Fox’s 30 Seconds to Fame is mortifying show. This variety-show-meets-reality-tv-game pits very different acts against one another, for example, “Nutty Fruitcake” the rapping grandmother versus Jason Jiang, a circus performer who pedals a unicycle while balancing bowls on his head. The ridiculousness of these performances begs two questions: what prompts people to do these things? And why do we care? The simple answer to both: fame, however fleeting, however ignominious. Apparently, contestants crave it and viewers crave their craving.
A third question emerges as well: where do such meager ambitions come from? Perhaps we’re to blame. Every time we applaud someone for learning to juggle or walk on his hands, laugh at someone falling down or cracking a joke, we start the process. We are a voyeuristic species, drawn to watch pretty much anything. Think When Sharks Attack or Annie. So, when I felt myself starting to hate 30 Seconds to Fame within minutes of its start, I had to remind myself that I was also watching and I was also judging. Voyeurism is nothing new, but every new reality show takes it to a new level. In 30 Seconds to Fame, the goal of humiliation is clearly articulated. While the show might be understood as showcasing unique acts, if not exactly jumpstarting careers, it is plainly designed to solicit laughter—mostly cruel—at other people.
30 Seconds to Fame
Regular airtime: Wednesdays 8pm ET
The premiere episode featured 19 acts, 6 of which were eliminated by audience dissatisfaction. The format is simple. Each competitor has 30 seconds on the clock, and during that 30 seconds, the audience can “boo” the contestant off stage or allow him or her to finish. Once all acts have performed, the audience votes on the three finalists, each of whom has 30 more seconds to perform. Then, the winner is voted.
The audience on the first episode voted for Dan Menendez, the world’s only juggling piano player, Mr. Flat Top the robotic dancer, and Alice Tan Ridley, the teacher turned Aretha Franklin-esque soloist. With another 30 seconds on the clock, these three performed again. Alice Tan Ridley, with her soulful rendition of “Midnight Train to Georgia,” walked away with the $25,000 purse. Congratulations Alice. Your victory proves yet again that people love the common denominator. After all the unique acts, the winner is a singer. I can’t believe that K-Million, the human beatbox, walked away empty-handed. I’d like to see Alice even try to sound like a drum machine.
This despite the fact that the promotion for 30 Seconds to Fame suggests that its eager participants do all sorts of insane things. Some of them do. But the winner was a mediocre cover singer. Her act wasn’t insane, and it wasn’t very special. I’m not saying she wasn’t good; everyone loves a good cover of “R-E-S-P-E-C-T.” But come on, my mom sings that one in the shower.
The budding stars of the next episodes watching this one should take heed: don’t expect too much, don’t try too hard.
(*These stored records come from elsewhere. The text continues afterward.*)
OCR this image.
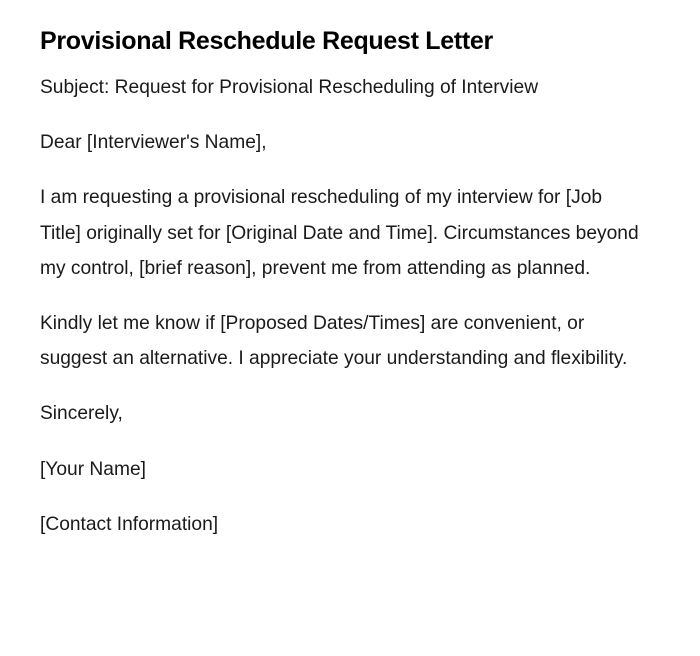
Provisional Reschedule Request Letter

Subject: Request for Provisional Rescheduling of Interview

Dear [Interviewer's Name],

I am requesting a provisional rescheduling of my interview for [Job Title] originally set for [Original Date and Time]. Circumstances beyond my control, [brief reason], prevent me from attending as planned.

Kindly let me know if [Proposed Dates/Times] are convenient, or suggest an alternative. I appreciate your understanding and flexibility.

Sincerely,

[Your Name]

[Contact Information]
The most boring, least outrageous act will win, so keep your own self-humiliation to a minimum. 30 Seconds to Fame lures contenders into thinking that they might make some money and perhaps a shot at the “big time,” but the cost is high. It’s not that people haven’t and don’t readily disgrace themselves for money—many have been paid to be hit in the face with pies, and usually, it doesn’t take too much work. On this show, however, contestants expose talents that have, in some cases, taken them years to perfect—and then get hit in the face with the pie.